Pour elle, le Super Bowl n’était pas seulement une réussite professionnelle, mais un symbole, puisqu’il s’agit de la scène la plus regardée au monde. Ainsi, dans cette performance, elle a pu confirmer que les grands rêves ne sont pas naïfs, alors qu’elle était le symbole de quelque chose de plus qu’elle-même : elle représentait également toutes les personnes qui ont émigré aux États-Unis pour se battre pour leurs rêves en dehors de chez elles.
Effort et discipline
Pericas considère que cette expérience a marqué sa carrière pour l’avenir. Mais plus que d’ouvrir les portes extérieures, elle estime que cela a ouvert les portes intérieures, puisqu’elle s’est prouvée qu’elle pouvait être sur les plus grandes scènes du monde. Sa mentalité a changé et il aborde désormais les projets avec plus de confiance et avec une vision plus large.
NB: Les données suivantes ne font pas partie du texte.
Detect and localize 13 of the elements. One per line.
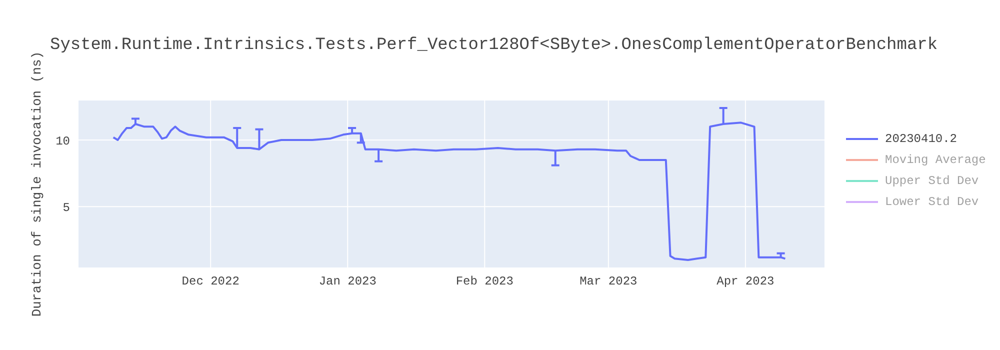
chart-title: System.Runtime.Intrinsics.Tests.Perf_Vector128Of<SByte>.OnesComplementOperatorBenchmark bbox=[50, 36, 938, 55]
legend-label: 20230410.2 bbox=[885, 132, 958, 146]
x-tick-label: Jan 2023 bbox=[318, 274, 376, 289]
legend-label: Upper Std Dev bbox=[885, 174, 979, 188]
y-axis-title: Duration of single invocation (ns) bbox=[30, 51, 44, 317]
x-tick-label: Feb 2023 bbox=[456, 274, 514, 289]
x-tick-label: Apr 2023 bbox=[716, 274, 774, 289]
y-tick-label: 10 bbox=[56, 134, 70, 148]
x-tick-label: Mar 2023 bbox=[580, 274, 638, 289]
x-tick-label: Dec 2022 bbox=[182, 274, 240, 289]
y-tick-label: 5 bbox=[62, 200, 70, 215]
legend-label: Moving Average bbox=[885, 152, 986, 166]
legend-label: Lower Std Dev bbox=[885, 194, 979, 208]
Cependant, après 16 ans de carrière, la formation dont elle a besoin n’est pas seulement physique : la formation psychologique, pour elle, a été nécessaire pour affronter n’importe quel travail, et pour cette raison, elle est très heureuse du chemin et de la carrière qu’elle poursuit, toujours avec effort et discipline.